Sunday, September 6, 2009

An Evening with the Texas Rangers


A summer is not complete without one trip to Arlington for a Texas Rangers Game. We’ve all done it - departed Paris in the afternoon and returned in the wee hours of the morning. The idea always sounded better at the beginning of the journey than the end.

The Ballpark is still a lovely facility. It opened in 1994 and that year the Rangers had their best attendance - an average of 43,916. This year the team is averaging 28,012 fans, earning them a ranking of number 17 out of 30 teams. As you can imagine, the New York Yankees has the highest average attendance at 53,069. . But 28,012 is admirable - 2,114 more people than live in Paris, meaning we can all easily fit inside the stadium and not even require the use of the bleachers. It’s also nice to know that if we really wanted to, Paris could do a very decent community wide “wave”.

Individual ticket prices vary wildly from $6 to $205 and even more for “premiere” games. The latter cashes in when big name teams come to town, such as the New York Yankees. In looking for better deals, I recently discovered the Fan Value Corner at the Texas Rangers official website - www.texas.rangers.mlb.com. An array of specials are available for families, children, heavy eaters, Lexus owners, and those who have always wanted to have the “suite” experience. The best deal seemed to be the Coca Cola Family Night - four tickets, four jumbo hot dogs, four coca colas and one parking pass for as low as $60. I liked the description of having your own suite for the night which includes flavored popcorn and chicken tenders. And in case you didn’t get it, the web site assures you that the “experience is priceless”. It should be for $75 a ticket. ( The last value deal listed was for those of you who own a Lexus - free valet parking at any home game. Now that’s a deal.)

Our son’s birthday happened to fall on a premier night in August when the Boston Red Sox arrived to determine who would take over the lead for the “wild card” playoff position. It seemed the perfect night to attend. We arrived 90 minutes early but were not alone. Many fans come well before the start of the game - to watch batting practice, get autographs, start on the beer drinking, or simply to take in all of the activity and enjoy the breeze. The game got underway at 7:05 with the first pitch tossed out by “Simone” in her flip flops. (Don’t ask me who she was.)

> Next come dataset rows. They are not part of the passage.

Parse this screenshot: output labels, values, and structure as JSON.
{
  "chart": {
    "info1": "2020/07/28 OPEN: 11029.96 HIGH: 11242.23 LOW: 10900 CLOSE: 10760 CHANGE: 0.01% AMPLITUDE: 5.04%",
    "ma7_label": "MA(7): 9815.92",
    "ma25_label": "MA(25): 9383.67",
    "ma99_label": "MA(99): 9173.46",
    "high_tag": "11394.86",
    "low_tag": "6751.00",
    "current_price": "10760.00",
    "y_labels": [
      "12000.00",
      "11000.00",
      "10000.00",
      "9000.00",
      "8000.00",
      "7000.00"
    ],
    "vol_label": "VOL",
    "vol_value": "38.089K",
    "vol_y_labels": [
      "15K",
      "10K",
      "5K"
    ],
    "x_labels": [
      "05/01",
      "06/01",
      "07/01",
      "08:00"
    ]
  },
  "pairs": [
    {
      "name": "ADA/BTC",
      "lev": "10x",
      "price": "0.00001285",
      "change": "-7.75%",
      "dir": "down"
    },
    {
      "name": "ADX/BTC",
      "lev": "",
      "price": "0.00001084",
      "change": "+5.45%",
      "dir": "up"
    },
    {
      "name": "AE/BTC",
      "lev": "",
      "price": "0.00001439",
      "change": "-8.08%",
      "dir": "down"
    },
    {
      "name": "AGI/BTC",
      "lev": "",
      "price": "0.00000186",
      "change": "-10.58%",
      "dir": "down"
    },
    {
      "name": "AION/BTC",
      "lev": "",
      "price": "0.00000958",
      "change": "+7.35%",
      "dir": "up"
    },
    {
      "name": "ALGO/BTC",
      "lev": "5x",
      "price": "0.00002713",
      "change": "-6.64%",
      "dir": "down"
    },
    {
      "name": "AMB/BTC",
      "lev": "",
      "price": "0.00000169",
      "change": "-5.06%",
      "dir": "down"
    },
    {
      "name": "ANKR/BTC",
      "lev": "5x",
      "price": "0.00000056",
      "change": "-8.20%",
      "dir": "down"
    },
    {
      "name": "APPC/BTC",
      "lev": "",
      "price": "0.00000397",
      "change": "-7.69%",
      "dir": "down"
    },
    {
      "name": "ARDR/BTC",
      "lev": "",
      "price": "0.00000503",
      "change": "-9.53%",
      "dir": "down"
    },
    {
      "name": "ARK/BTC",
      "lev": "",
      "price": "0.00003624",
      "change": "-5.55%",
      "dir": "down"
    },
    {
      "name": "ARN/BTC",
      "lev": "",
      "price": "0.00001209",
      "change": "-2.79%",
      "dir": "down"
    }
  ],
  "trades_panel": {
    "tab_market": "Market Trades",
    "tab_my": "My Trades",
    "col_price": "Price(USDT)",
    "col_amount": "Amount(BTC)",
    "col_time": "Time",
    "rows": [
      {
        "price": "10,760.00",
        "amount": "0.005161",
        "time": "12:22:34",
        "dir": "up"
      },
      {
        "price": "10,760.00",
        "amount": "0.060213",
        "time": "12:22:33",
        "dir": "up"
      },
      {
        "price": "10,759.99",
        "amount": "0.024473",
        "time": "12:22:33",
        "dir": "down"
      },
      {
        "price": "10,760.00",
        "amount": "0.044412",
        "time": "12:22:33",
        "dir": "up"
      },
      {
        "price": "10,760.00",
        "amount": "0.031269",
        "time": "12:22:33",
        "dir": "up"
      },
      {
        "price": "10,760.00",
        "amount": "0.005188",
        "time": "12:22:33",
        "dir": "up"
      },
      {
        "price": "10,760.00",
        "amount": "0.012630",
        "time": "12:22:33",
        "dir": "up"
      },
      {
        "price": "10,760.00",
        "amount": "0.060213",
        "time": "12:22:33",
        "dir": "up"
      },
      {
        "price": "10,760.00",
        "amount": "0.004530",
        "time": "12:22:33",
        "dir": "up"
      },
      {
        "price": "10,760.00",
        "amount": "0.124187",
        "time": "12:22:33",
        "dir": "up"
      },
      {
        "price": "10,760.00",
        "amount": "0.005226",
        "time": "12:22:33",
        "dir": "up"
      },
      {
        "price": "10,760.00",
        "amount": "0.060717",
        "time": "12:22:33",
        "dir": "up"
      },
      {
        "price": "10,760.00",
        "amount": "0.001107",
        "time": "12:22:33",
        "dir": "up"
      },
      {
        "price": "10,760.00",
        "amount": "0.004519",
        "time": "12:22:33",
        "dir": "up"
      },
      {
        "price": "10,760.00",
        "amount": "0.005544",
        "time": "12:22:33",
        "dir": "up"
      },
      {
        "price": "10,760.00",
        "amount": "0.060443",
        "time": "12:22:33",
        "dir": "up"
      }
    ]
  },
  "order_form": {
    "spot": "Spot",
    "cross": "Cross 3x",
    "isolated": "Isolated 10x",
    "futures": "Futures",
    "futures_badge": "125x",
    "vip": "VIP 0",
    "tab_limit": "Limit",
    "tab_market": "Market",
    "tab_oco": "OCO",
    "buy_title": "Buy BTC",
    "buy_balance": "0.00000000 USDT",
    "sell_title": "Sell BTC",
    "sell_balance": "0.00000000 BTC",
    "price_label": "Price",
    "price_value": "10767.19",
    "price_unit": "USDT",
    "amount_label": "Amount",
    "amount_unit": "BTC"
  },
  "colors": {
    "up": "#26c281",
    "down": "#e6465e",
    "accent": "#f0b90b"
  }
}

In case you were wondering, there are A LOT of Boston Red Sox fans in the Dallas area. And many were wearing the shirt of their favorite players, especially that of David Ortiz. I started counting the number of Rangers shirts on fans and found Josh Hamilton to have the most with 24 supporters. Michael Young still commanded a following at 15 shirts. But the up and coming player was Ian Kinsler with 10. It took some concentration to keep up with the count as new people arrived and I realized belatedly that I had actually counted Kinsler himself as he came up to bat.

It wasn’t our first Ranger game but it was the first Ranger game that really counted. Texas had the opportunity in this series to go ahead of the Red Sox in the race for a post season playoff position. Add that in with many Red Sox admirers and the result was strong fan participation throughout the game. “Let’s go Red Sox” was echoed by “Let’s go Rangers”. Only after the first Red Sox home run did I realize we had “traitors” near us as they cheered on their team. The only time both sides stood together was for the national anthem and the wave. Our section even required the appearance of extra security guards to calm a few aficionados.

As dutiful fans, we bought hotdogs and beer. Our son and a friend feasted on nachos. A neighbor offered us some popcorn and we ate that, too. We even paid for cold, bottled water at the end. And as advertised, the experience was priceless. We saw home runs for both sides, a stand-up triple, a balk by a pitcher allowing a run for us, good pitching, a record number of stolen bases for the Rangers (8), and ..... a win. Most amazingly, few people left early. The game wasn’t over until the last out. Maybe this is how all New York Yankees games feel. It certainly made the long ride home more enjoyable.

P.S. Arrive in Arlington even earlier and take in a tour of the new Dallas Cowboys stadium, a short walk from the Ballpark.